No such constraints were placed upon the Viet Cong or the North Vietnamese military. Several hundred thousands either died or fled the stark discipline imposed by the regime that set up a satellite control center in Ho Chi Minh City, once known as Saigon.
But the more relevant question for today is, knowing what we know now, is is a good idea to just cut and run and let all our sacrifice count for nothing?
Photoshopped pictures (Mexican flags brushed out, wailing Is-Lame-ic mothers pasted in, etc etc etc), invented facts, false reports of staged events, ignoring obvious facts and never putting those facts in print are all aspects of a war of information and sentiments.
The first casualty in that war has been the remaining shreds of legitimacy for the MSM. Their believability rating for the average citizen is about equal to congresses rating - 11%.
The second casualty is about to be the Leftist dominated media organizations themselves. They don’t call it the Dinosaur Media Death Watch for nothing.
Another baby boomer contemplating her navel. I’m surprised she forgot to quote the Beatles.
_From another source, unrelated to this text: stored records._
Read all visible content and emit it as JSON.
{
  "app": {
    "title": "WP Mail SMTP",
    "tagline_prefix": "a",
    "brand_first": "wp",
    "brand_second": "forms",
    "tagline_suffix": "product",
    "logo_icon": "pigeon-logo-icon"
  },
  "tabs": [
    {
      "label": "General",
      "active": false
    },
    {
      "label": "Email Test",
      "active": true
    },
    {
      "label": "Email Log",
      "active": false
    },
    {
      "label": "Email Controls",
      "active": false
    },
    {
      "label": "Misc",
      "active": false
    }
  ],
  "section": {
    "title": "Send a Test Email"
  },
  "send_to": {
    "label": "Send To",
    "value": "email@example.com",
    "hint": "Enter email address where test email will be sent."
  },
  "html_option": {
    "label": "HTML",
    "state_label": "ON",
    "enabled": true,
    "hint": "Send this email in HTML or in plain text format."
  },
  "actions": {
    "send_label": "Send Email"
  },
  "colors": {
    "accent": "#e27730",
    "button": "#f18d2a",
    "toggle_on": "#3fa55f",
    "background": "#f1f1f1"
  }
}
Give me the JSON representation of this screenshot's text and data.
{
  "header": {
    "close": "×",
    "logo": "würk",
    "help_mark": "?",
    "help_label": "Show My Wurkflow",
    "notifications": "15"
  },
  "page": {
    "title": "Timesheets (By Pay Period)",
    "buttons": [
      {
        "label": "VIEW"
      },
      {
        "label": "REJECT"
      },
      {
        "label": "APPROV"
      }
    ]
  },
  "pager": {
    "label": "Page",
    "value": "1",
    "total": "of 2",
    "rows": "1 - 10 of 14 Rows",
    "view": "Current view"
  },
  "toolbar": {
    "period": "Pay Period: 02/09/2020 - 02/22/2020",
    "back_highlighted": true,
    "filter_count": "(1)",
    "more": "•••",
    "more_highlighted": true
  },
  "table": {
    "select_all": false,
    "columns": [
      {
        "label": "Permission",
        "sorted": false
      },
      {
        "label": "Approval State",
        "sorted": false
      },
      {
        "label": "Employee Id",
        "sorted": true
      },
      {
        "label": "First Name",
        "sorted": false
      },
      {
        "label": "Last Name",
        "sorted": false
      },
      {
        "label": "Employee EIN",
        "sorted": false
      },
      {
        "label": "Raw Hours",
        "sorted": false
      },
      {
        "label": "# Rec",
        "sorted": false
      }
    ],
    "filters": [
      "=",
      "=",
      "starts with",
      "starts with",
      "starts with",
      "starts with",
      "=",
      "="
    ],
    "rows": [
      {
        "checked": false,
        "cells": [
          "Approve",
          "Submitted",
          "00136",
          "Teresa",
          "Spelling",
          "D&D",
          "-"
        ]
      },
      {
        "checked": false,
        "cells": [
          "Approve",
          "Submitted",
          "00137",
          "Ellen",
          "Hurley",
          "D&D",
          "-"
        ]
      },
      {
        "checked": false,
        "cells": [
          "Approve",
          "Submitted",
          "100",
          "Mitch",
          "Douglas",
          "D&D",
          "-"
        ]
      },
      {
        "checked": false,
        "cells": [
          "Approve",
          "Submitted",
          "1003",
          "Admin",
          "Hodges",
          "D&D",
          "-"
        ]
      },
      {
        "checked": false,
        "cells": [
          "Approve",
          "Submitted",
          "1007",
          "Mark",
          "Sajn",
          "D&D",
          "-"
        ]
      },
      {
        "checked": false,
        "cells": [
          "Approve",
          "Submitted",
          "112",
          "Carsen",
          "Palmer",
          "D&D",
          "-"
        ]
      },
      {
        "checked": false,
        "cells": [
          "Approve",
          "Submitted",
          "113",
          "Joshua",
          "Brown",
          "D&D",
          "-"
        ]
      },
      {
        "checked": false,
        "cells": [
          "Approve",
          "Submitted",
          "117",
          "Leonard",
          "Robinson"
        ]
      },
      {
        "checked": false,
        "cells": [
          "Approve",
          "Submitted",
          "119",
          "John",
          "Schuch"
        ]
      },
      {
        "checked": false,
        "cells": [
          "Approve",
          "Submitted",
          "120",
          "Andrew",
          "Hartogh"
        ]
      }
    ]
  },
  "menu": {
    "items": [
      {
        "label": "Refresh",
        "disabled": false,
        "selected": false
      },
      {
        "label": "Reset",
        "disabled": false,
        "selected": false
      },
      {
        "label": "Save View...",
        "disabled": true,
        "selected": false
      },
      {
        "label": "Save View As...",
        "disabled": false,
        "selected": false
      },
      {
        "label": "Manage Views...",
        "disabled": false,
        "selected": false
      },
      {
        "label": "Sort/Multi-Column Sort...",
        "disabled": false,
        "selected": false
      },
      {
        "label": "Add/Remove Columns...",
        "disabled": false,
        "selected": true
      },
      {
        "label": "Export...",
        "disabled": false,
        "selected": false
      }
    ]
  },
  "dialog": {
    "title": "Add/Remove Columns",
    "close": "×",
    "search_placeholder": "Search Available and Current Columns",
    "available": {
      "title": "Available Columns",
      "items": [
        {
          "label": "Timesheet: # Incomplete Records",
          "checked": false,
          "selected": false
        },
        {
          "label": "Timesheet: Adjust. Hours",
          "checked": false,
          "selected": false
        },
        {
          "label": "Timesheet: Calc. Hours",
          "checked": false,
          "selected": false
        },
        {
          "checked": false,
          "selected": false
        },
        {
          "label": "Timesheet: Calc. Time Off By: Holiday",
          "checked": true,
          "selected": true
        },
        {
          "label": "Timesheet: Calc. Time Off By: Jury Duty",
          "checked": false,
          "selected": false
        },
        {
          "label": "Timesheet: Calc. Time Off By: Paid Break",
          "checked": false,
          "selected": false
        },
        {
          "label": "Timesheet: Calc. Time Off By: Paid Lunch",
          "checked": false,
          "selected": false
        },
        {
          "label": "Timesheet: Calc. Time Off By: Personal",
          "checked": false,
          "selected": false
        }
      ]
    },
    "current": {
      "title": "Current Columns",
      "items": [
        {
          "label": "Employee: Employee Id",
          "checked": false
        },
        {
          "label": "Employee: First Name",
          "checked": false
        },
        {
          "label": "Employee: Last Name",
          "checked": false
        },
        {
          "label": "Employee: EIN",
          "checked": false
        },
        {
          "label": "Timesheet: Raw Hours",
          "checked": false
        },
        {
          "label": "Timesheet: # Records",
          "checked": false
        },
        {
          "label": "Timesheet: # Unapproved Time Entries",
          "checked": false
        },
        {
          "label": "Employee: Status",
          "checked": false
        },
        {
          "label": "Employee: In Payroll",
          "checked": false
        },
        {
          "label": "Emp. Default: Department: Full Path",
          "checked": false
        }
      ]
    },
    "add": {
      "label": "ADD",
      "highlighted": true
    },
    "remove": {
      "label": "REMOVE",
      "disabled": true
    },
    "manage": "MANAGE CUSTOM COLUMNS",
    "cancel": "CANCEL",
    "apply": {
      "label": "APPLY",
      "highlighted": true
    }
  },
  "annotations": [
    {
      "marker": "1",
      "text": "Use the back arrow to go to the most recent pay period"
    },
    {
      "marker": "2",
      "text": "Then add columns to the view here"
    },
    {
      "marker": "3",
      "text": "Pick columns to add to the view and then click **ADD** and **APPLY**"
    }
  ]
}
I thought that Vietnam comparisons were out of fashion. I guess only Bush cannot do the comparison?
The biggest lesson from Vietnam is that you don’t allow the dems to have anything to do with strategy. The President has done a good job of ignoring them so far.
The lesson to be learned from the Vietnam war is that the American left is the greatest enemy of the Republic.
Oh Please Carol!
You should really submit your "column" for consideration of an award for the best fiction on 2007.
I take exception to this comment from the article: “napalm, a devastating chemical weapon used to scorch the skin of the North Vietnamese.”
I would like to say that napalm, when properly applied, reduced the NVA, as well as the Vietcong, to cinders. Once reduced to that state, they were unable to hold their Ak-47’s and shoot at us. Personally, I was very thankful for the liberal distribution of napalm on the enemy.